The exemption for employer superannuation schemes is subject to the further condition that the above terms of the offer are included in the investment statement. Small employer superannuation schemes have a transition period until 23 October 2004 before they are required to include these offer terms in the investment statement.

The exemption for employer superannuation schemes is also subject to the condition that the investment statement includes a warning statement about restricted disclosure, in the form set out in the notice.

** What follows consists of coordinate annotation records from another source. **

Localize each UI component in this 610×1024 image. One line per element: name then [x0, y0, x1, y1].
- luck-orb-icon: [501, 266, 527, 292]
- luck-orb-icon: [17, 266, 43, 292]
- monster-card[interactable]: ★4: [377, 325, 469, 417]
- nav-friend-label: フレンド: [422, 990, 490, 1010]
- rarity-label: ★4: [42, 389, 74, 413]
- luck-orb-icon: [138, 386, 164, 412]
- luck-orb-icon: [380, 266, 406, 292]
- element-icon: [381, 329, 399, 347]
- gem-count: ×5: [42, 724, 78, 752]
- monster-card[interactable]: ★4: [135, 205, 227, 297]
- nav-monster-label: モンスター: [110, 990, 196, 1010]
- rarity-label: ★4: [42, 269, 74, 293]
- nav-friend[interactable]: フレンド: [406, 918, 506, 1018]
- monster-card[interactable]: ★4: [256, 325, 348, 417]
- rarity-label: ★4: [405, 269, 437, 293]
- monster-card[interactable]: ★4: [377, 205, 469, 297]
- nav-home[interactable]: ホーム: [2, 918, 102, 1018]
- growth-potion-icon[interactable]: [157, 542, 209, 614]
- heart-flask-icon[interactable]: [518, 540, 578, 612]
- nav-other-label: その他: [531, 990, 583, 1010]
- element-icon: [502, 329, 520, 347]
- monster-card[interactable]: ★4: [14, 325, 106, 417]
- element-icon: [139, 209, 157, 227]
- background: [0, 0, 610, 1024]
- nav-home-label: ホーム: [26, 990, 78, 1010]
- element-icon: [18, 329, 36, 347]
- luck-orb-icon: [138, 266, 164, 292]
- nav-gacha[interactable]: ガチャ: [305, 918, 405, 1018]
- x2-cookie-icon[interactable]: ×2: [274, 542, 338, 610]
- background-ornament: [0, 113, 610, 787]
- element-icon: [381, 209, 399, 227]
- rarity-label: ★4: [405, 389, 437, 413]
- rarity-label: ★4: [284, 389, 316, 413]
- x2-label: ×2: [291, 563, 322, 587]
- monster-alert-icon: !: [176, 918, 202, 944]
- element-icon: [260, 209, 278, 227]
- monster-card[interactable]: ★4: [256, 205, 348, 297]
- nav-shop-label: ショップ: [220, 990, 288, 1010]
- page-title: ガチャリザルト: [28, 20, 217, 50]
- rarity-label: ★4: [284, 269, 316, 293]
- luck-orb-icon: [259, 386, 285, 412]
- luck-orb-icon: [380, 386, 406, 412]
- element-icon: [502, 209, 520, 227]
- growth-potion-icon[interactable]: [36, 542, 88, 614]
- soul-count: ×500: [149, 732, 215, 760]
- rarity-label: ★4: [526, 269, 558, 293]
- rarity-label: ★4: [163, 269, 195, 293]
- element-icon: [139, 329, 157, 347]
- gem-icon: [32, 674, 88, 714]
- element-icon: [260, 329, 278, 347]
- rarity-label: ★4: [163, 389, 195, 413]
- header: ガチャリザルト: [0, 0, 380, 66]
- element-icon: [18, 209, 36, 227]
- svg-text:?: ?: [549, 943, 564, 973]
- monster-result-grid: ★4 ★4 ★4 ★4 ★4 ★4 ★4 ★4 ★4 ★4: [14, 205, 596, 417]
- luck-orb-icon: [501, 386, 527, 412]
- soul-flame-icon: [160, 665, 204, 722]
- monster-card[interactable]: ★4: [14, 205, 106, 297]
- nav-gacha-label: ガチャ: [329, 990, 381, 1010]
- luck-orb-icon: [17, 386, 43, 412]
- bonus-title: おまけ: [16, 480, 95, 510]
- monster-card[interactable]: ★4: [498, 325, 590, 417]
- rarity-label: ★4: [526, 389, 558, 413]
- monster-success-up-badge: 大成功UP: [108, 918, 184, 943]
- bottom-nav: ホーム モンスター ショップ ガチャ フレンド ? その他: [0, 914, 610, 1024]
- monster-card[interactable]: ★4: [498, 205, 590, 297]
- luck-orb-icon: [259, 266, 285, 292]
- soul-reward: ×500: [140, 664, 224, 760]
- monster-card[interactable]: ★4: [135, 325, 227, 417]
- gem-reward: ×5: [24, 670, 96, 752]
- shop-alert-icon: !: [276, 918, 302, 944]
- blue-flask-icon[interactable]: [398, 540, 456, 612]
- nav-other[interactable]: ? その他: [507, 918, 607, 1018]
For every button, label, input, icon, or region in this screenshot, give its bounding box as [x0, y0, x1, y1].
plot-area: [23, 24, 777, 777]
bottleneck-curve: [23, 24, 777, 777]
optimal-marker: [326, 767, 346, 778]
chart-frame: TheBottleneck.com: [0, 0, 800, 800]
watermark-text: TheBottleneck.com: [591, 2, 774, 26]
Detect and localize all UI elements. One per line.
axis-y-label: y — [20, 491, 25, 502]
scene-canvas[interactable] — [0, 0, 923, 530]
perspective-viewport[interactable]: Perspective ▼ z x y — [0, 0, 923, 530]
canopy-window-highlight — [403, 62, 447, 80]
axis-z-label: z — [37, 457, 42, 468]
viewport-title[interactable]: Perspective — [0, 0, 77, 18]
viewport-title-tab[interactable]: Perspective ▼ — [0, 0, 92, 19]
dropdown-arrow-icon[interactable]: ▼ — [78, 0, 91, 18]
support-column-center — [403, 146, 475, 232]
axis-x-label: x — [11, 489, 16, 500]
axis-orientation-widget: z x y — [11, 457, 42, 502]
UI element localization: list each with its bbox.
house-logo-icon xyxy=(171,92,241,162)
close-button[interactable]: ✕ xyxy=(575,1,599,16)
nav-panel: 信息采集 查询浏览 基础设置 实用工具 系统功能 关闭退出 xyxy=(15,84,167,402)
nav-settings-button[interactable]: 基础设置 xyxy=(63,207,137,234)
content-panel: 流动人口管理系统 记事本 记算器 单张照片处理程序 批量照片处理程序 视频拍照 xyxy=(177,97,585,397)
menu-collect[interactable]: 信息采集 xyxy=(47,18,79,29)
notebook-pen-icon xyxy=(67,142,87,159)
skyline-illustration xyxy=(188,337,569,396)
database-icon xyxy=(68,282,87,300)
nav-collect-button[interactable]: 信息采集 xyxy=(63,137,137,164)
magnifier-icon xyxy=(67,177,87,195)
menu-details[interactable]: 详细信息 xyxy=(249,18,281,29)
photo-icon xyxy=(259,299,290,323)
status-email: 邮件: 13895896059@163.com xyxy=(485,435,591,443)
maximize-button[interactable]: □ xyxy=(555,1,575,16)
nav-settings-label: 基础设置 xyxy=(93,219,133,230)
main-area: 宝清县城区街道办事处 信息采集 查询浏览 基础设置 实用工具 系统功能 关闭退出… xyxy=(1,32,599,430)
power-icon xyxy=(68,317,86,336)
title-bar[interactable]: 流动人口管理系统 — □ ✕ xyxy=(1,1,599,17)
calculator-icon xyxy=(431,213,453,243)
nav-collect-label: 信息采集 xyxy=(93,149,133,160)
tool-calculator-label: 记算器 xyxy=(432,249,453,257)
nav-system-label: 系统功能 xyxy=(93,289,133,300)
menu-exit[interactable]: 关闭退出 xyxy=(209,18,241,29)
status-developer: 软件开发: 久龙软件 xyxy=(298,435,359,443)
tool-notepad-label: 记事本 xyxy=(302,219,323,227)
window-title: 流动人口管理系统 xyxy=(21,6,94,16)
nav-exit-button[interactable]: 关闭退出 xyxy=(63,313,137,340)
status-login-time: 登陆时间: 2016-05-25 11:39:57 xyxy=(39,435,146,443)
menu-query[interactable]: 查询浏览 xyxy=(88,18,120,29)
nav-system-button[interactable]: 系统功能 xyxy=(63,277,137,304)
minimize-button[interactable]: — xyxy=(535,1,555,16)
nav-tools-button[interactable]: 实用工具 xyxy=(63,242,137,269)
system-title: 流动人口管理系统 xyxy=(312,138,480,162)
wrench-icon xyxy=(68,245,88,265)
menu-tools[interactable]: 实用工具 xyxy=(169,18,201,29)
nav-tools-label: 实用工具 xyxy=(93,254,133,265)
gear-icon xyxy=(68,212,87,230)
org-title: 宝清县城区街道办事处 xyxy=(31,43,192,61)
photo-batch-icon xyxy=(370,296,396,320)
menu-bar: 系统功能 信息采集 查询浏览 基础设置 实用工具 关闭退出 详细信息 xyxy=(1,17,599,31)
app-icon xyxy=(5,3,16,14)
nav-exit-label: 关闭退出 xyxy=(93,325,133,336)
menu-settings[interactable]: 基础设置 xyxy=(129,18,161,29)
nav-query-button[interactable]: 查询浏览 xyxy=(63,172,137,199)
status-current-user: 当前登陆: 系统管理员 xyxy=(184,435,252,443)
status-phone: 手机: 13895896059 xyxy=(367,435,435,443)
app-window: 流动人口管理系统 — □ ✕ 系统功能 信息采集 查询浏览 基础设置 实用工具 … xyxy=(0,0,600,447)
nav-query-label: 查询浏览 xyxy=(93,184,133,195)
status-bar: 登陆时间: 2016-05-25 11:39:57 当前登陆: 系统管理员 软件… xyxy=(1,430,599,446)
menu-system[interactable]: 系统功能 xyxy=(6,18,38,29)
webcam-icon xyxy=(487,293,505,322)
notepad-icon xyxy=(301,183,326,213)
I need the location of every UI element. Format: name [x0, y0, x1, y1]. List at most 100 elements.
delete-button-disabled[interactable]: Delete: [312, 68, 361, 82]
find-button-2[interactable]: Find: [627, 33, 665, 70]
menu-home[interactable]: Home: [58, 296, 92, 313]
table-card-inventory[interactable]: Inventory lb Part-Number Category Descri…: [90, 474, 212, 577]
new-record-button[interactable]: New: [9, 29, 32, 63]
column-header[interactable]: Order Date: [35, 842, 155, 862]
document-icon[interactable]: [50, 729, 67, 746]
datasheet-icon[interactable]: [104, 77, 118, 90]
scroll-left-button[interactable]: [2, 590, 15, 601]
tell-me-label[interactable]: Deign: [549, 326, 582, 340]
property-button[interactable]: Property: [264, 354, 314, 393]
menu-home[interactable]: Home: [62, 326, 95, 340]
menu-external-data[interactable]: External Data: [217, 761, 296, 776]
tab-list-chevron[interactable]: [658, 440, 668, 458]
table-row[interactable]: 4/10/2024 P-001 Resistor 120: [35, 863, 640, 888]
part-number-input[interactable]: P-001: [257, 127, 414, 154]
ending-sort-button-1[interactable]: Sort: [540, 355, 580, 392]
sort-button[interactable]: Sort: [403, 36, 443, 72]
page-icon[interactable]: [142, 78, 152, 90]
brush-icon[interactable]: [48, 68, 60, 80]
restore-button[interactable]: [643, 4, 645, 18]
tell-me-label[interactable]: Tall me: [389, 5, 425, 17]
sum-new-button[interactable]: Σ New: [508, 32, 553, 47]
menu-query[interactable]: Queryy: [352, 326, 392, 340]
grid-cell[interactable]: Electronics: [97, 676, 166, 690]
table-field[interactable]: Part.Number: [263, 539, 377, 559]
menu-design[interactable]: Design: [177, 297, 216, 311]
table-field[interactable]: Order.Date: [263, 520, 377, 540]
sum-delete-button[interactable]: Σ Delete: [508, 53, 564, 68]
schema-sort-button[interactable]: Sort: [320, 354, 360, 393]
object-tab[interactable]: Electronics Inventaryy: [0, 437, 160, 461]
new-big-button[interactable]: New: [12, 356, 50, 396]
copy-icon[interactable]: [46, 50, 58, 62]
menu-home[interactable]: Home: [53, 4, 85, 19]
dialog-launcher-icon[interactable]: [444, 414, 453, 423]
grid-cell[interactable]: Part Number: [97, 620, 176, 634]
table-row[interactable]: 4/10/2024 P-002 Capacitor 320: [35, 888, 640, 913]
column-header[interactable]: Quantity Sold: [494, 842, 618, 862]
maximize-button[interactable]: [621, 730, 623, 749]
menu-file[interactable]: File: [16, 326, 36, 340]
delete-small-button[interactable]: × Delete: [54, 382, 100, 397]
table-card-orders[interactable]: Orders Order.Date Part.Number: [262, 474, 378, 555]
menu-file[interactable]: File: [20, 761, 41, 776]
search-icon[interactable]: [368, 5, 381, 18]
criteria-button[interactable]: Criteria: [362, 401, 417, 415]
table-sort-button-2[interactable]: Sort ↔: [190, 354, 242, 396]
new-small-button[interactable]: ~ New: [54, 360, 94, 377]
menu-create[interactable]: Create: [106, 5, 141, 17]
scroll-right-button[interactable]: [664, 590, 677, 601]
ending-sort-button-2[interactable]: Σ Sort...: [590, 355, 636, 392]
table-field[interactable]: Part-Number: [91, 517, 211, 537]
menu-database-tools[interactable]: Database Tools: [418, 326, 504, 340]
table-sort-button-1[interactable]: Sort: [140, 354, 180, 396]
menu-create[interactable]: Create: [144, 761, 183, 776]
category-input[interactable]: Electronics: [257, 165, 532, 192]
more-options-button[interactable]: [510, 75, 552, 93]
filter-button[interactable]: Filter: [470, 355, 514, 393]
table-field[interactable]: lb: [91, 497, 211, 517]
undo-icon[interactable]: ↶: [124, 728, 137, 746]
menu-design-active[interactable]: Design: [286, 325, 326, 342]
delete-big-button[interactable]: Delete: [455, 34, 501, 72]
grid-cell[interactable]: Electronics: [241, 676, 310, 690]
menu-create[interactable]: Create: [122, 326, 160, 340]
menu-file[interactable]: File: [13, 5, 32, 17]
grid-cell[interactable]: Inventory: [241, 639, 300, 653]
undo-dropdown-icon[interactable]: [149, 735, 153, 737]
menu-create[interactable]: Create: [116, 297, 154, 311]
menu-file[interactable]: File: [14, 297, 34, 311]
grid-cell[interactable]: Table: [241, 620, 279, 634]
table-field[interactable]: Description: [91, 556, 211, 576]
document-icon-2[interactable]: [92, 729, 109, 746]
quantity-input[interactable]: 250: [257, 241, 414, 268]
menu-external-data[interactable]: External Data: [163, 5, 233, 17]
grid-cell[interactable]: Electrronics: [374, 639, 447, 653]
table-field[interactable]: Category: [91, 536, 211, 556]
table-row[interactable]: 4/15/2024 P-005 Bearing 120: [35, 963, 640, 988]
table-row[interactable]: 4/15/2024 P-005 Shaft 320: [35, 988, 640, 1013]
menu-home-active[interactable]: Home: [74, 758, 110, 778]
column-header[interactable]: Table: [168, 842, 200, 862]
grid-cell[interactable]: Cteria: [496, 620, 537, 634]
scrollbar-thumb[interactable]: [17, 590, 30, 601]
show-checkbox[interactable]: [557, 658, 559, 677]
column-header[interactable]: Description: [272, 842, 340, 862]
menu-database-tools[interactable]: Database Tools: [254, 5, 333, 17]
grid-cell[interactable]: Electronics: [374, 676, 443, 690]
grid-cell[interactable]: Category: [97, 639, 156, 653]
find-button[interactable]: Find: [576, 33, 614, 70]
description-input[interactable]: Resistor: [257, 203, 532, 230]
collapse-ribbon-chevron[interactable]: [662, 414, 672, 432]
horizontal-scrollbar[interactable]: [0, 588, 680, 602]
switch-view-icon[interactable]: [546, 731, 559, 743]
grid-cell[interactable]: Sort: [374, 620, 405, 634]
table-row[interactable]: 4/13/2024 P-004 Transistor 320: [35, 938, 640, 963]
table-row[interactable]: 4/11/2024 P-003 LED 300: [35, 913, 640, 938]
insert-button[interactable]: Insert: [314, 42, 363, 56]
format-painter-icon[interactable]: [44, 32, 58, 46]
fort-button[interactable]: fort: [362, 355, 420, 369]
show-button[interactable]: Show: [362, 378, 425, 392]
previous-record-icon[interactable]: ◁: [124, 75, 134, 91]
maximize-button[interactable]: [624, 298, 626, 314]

The exemption for small employer superannuation schemes is also subject to the condition that the investment statement includes a warning statement about restricted disclosure. This statement should be in the form set out in the notice, except for a transitional period which ends on 23 October 2004. During this period, small employer superannuation schemes may provide the warning statement in the form previously set out in clause 1(2) of Schedule 3D of the Regulations.

The transitional exemption for small employer superannuation schemes as previously defined in regulation 2C of the Regulations is subject to the condition that the investment statement includes a warning statement in the form previously set out in clause 1(2) of Schedule 3D of the Regulations.

Reasons

The Commission considers that the purpose of section 5A of the Securities Act 1978 is to grant an exemption from the requirement to have a registered prospectus to employer superannuation schemes where the costs of the scheme are met by the employer. Some schemes meet this policy purpose, but are unable to comply with the terms of the statutory exemption for various technical reasons. The Commission considers that it is consistent with the purpose of the Act to grant an exemption to extend the effect of the exemption in section 5A of the Act to these schemes, and to schemes that previously enjoyed the benefit of the section 5(2E) exemption for small employer superannuation schemes before the Securities Amendment Act 2004 came into force.

The Commission is of the view that it is appropriate to have a transitional period in which issuers of schemes that previously enjoyed the benefit of the exemption in the Securities Regulations 1983 for small employer superannuation schemes can rely on the exemption from the requirement to have a registered prospectus while using their existing investment statements. The content of those existing investment statements is sufficiently similar to the content required under the new exemptions that the benefit of immediately preparing new investment statements is outweighed by the cost of doing so.